Hmmm.
"Does nothing".....
First question in my mind is "how do you know?"
The carrier oscillator frequency trimmers can change the way VR4 behaves in a big way.
Have you set the 7.8015 on USB, 7.7985 on LSB and 7.800 on AM? If those are too far off, there won't be enough residual carrier for VR4 to make a difference you can easily measure.
What are you using to monitor the unsuppressed carrier output from the radio while transmitting in sideband?
I prefer to use a nearby receiver, with the clarifier turned away from the center of the channel. That way I get a heterodyne tone from the SSB transmitter's residual carrier output. We set VR4 for minimum S-meter reading on the monitor receiver. You will also 'hear' that null setting, since the noise you hear along with the weak carrier will be loudest when the carrier is nulled.

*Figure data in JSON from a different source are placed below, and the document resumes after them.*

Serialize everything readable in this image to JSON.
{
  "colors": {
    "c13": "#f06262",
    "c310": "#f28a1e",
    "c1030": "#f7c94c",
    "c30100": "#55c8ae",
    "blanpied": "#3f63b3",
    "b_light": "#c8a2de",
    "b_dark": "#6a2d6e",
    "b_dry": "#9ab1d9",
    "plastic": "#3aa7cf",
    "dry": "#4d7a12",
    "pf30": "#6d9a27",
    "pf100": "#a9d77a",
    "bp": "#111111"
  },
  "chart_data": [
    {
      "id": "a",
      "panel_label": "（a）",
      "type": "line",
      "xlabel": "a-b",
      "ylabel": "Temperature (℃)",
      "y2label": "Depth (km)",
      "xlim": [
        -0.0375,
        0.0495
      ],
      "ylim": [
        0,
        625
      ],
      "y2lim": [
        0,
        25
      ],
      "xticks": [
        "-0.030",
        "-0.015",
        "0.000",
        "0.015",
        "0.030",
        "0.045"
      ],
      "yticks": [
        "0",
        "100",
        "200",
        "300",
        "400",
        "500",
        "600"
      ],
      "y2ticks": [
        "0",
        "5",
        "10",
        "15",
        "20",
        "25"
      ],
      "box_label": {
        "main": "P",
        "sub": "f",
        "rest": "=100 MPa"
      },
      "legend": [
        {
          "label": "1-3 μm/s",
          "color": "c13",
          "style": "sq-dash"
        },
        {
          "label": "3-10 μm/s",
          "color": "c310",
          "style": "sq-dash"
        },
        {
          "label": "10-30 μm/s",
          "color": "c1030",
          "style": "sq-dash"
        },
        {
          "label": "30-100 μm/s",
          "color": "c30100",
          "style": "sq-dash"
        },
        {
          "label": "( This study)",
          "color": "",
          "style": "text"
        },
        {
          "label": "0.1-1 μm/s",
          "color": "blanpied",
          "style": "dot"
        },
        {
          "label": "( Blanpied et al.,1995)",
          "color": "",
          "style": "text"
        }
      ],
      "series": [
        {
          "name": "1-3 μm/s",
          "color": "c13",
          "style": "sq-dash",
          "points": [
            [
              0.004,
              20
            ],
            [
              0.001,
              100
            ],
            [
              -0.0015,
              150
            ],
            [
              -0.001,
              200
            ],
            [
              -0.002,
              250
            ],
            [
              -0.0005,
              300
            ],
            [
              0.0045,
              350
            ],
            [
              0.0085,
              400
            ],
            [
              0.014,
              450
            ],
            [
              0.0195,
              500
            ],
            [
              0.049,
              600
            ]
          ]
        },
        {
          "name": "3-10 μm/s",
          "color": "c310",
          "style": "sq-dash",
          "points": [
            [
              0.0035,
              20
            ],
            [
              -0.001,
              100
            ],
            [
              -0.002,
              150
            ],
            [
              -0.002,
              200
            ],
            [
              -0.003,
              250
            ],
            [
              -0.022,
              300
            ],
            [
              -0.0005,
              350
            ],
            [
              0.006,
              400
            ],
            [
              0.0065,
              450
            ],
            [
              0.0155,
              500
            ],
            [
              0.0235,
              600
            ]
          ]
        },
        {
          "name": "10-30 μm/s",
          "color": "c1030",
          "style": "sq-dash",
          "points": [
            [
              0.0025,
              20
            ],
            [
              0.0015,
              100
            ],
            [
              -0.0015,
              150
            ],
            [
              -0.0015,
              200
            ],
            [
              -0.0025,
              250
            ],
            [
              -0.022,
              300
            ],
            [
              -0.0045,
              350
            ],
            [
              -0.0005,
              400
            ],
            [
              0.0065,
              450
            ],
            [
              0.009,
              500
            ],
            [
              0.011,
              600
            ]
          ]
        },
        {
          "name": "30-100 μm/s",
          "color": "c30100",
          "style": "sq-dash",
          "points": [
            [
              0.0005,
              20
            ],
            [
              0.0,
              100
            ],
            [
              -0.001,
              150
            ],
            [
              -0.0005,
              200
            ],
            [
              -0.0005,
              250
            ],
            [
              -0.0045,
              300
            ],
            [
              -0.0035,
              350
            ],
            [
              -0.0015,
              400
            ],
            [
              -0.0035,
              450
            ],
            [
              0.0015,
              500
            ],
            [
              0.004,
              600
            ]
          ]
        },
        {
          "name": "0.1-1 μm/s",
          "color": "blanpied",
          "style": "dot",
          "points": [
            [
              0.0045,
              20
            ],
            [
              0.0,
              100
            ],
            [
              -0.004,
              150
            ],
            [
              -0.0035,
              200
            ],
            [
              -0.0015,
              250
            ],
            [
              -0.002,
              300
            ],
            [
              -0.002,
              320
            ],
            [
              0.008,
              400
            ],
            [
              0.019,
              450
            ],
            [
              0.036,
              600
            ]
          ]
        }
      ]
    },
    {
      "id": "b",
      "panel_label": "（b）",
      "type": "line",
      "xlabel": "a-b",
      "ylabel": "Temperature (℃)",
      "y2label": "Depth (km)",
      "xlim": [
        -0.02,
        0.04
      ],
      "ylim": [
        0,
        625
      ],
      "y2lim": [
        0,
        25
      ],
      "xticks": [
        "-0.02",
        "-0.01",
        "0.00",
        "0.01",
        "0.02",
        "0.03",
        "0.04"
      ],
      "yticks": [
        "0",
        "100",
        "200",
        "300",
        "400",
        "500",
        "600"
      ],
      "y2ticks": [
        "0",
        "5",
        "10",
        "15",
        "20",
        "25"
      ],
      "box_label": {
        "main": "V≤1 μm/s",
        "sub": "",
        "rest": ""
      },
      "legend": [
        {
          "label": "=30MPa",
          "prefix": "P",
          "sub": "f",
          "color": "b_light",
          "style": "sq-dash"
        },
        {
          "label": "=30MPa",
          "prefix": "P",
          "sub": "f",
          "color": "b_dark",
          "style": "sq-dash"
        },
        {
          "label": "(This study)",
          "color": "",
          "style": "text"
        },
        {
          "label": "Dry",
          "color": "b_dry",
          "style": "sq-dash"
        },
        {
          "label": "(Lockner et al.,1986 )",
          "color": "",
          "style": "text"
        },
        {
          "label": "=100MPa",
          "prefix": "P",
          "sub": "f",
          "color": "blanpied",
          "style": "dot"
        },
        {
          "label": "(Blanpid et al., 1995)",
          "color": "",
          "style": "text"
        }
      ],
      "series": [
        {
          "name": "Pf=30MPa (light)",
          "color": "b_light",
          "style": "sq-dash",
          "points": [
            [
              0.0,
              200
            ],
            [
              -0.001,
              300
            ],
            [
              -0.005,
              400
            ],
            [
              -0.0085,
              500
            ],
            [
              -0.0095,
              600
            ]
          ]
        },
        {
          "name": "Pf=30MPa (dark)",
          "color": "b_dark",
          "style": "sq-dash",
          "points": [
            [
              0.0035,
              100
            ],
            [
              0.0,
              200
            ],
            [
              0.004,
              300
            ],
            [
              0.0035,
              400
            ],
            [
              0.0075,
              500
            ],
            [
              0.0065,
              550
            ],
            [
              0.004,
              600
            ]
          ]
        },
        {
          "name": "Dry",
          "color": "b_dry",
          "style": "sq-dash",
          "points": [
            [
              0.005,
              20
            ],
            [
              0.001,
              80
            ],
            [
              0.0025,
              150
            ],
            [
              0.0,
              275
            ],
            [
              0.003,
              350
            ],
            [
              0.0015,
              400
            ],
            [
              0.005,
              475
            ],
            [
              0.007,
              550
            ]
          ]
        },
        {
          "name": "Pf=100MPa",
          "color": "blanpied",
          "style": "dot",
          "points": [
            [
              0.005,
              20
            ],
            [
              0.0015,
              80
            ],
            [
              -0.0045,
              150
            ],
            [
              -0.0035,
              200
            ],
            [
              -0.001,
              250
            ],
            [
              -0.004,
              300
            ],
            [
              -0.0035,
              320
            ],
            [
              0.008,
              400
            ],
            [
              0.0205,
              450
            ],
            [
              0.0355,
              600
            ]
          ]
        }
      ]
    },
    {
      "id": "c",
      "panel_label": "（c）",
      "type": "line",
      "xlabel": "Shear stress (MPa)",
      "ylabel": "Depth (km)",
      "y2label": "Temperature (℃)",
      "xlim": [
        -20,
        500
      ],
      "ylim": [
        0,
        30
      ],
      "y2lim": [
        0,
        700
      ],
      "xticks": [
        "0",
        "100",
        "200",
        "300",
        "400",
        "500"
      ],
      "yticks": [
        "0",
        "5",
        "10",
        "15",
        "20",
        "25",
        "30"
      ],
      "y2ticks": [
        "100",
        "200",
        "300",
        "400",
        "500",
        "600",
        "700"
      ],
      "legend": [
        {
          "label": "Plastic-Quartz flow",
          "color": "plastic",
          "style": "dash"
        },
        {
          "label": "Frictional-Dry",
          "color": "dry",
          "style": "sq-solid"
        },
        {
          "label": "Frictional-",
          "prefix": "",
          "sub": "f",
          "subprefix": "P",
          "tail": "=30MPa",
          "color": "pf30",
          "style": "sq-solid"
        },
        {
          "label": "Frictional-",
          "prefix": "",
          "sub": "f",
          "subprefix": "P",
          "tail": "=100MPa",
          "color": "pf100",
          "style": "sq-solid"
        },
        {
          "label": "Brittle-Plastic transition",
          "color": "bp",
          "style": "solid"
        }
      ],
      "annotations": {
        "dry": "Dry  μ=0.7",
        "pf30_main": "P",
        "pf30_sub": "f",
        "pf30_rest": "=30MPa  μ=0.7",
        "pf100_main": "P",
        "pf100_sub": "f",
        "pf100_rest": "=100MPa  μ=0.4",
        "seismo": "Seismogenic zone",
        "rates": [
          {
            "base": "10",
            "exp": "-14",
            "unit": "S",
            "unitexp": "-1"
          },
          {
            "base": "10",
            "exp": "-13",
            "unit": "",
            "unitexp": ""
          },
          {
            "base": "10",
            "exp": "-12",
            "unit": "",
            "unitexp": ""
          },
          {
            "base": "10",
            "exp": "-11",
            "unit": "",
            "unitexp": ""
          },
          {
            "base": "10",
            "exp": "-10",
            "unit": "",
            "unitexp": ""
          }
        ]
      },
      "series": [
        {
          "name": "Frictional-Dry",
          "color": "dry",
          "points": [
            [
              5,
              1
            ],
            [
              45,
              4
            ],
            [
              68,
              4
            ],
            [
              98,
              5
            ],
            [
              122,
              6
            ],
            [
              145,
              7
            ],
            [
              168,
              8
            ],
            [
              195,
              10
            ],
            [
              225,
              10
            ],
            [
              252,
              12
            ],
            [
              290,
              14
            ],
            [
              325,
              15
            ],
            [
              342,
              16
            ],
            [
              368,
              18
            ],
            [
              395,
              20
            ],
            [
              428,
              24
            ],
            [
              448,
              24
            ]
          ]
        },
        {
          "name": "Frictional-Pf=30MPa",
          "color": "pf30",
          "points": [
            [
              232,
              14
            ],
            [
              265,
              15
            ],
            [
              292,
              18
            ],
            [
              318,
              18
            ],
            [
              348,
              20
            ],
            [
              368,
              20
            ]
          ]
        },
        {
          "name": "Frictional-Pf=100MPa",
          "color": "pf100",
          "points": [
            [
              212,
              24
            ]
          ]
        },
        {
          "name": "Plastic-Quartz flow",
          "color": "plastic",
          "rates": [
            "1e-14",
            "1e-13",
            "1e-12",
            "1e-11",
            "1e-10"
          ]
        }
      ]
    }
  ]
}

The driver and final bias settings will have a BIG influence on the radio's residual carrier output level in sideband transmit. If the bias is set too low on either the driver, final or both you may not see any response from adjusting VR4. Missing bias can completely remove your residual SSB carrier no matter where VR4 is set. Makes the SSB audio raspy, as well. Easiest clue is to turn down the mike gain so that the radio only shows a quarter of a Watt of SSB power. If the audio quality in your monitor receiver is raspy this way, and sounds cleaner when turned back up to normal power level, you have a bias trimmer or two that is set too low. Or a bias-circuit fault that prevents you from turning it up to a proper level.
There will be some interaction here. Too much SSB carrier can fool the meter's current reading when setting the bias trimmer, resulting in a bias setting that is too low for proper SSB audio. If a quarter Watt of residual carrier drives up the meter's current reading, you'll end up setting the bias-current trimpot too low for clean SSB audio.
I ALWAYS leave the test jumper for the driver UNHOOKED when setting the final bias. This shuts down the driver transistor and eliminates any carrier leakage that can falsely drive up the final transistor's current reading.
I would suspect a flaw in your setup before getting too excited about having some sort of mysterious failure in the radio's balanced modulator circuit.
The residual carrier leakage in SSB transmit from a Cobra 2000 should be VERY low when everything is aligned properly, but there should be enough of it to hear on a monitor radio a couple of feet away. Enough to set VR4 for a minimum S-meter reading, at least.